Gritos de silêncio
Por Mariana Moreira
O crescimento dos assassinatos de mulheres explicita uma situação que, aparentemente, se configura paradoxal, e, numa compreensão aligeirada, alimenta os argumentos da naturalização da violência de gênero e da insignificância de leis e políticas de punição e combate à violência e de proteção a vítimas.
Os argumentos da corrente de defesa da naturalização da violência se alimentam da falácia de que, com a instituição de mecanismos e engenhos legais, jurídicos, sociais, como delegacias especializadas em atendimento a mulheres vítimas de violência, Lei Maria da Penha, Lei do Feminicídio, essa modalidade de violência sairia de cena ou se reduziria a níveis ínfimos, insignificantes para despertar atenção e interesse de mídias, pesquisadores. Então, os casos que crescem e assustam pela voracidade, crueldade e dimensão apenas se amoldam ao contexto das relações humanas que sempre foram marcadas pela violência, considerada como legítima ferramenta de equilíbrio social.
Argumentos que mascaram e minimizam uma conjuntura explicitamente caracterizada por ações e práticas de governo e de estado com forte viés fascista.
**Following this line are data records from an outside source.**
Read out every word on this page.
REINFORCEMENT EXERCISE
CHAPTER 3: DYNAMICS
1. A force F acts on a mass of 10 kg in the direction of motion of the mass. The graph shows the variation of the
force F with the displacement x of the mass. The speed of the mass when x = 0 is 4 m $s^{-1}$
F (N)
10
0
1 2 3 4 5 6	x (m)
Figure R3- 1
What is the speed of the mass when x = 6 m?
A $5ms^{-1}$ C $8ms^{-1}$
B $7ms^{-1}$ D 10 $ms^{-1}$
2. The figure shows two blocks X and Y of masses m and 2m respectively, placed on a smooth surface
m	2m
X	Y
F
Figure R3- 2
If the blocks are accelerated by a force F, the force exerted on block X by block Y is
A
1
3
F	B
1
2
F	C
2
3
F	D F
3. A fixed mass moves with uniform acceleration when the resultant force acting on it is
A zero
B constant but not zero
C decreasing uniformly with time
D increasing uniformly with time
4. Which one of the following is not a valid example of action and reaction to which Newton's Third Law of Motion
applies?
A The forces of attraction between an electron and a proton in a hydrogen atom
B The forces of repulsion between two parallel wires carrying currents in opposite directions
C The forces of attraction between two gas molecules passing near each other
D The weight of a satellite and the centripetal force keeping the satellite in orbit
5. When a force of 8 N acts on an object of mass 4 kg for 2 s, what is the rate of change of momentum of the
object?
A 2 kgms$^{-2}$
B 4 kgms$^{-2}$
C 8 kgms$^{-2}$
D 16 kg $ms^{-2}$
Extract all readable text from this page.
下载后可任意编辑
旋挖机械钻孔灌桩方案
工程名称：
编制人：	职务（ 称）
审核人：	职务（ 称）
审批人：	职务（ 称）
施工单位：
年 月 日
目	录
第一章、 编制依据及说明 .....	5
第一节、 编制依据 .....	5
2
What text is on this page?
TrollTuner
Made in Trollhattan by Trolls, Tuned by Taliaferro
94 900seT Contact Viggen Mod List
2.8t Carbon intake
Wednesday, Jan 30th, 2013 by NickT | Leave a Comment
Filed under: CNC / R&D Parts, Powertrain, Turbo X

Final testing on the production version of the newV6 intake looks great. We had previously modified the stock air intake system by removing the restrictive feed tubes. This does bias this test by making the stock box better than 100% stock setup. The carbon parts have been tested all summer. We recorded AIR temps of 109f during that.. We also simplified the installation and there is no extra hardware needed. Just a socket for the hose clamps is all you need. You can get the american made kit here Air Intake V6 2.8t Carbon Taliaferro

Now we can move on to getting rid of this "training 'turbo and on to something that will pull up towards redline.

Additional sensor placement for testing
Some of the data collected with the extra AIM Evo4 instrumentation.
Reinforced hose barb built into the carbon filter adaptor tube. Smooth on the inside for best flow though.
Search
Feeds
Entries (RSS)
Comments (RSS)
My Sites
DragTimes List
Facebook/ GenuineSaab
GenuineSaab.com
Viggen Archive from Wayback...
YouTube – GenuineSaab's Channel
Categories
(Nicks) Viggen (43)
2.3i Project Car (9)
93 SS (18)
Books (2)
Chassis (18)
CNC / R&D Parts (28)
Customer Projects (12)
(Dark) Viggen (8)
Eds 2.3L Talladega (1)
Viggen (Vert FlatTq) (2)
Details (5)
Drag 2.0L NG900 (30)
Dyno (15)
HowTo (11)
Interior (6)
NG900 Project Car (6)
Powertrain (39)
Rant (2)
Uma conjuntura que escancara o desmonte das políticas públicas de educação, de saúde, de proteção da pessoa. Ações e práticas de governo que cortam drasticamente os investimentos em escolas e universidades públicas, anulando as possibilidades de acesso, para uma considerável parcela da população, a espaços de produção de saber, de exercício de pesquisa, de discussão política e filosófica imprescindível para o conhecimento.
Conhecimento que, suspenso a condição de ferramenta capaz de destravar mentes e conceitos, abrindo perspectivas de se apropriar do novo, do diferente, do diverso, com gentileza, criatividade e, sobretudo, despojamento de prenoções e posições aguerridamente defendidas como únicas e válidas. Para tanto, como nos recomenda o mestre Zygmunt Bauman: “É preciso uma educação permanente para dar a nós mesmos a possibilidade de escolher. Mas temos ainda mais necessidade de salvar as condições que tornam as escolhas possíveis e ao nosso alcance”.
Portanto, o crescimento da violência contra mulheres, apenas e somente, por sua condição de gênero, não é natural por termos a Lei Maria da Penha, a Lei do Feminicídio, as delegacias especializadas. Ela se “naturaliza” quando não enxergamos que a falta de investimentos humano e material nas delegacias especializadas lhes atrofia a ação. Que a operacionalização de todos os pressupostos e requisitos preceituados na leis e artefatos jurídicos tem intima relação com a oferta de equipamentos, formação humana, expansão de ação e atuação a todos, indistinto de lugar, posição, credo.
A “naturalização” da violência de gênero segue como indica o poeta: “Mirem-se no exemplo daquelas mulheres de Atenas. (…) Elas não têm gosto ou vontade. Nem defeito nem qualidade. Têm medo apenas”.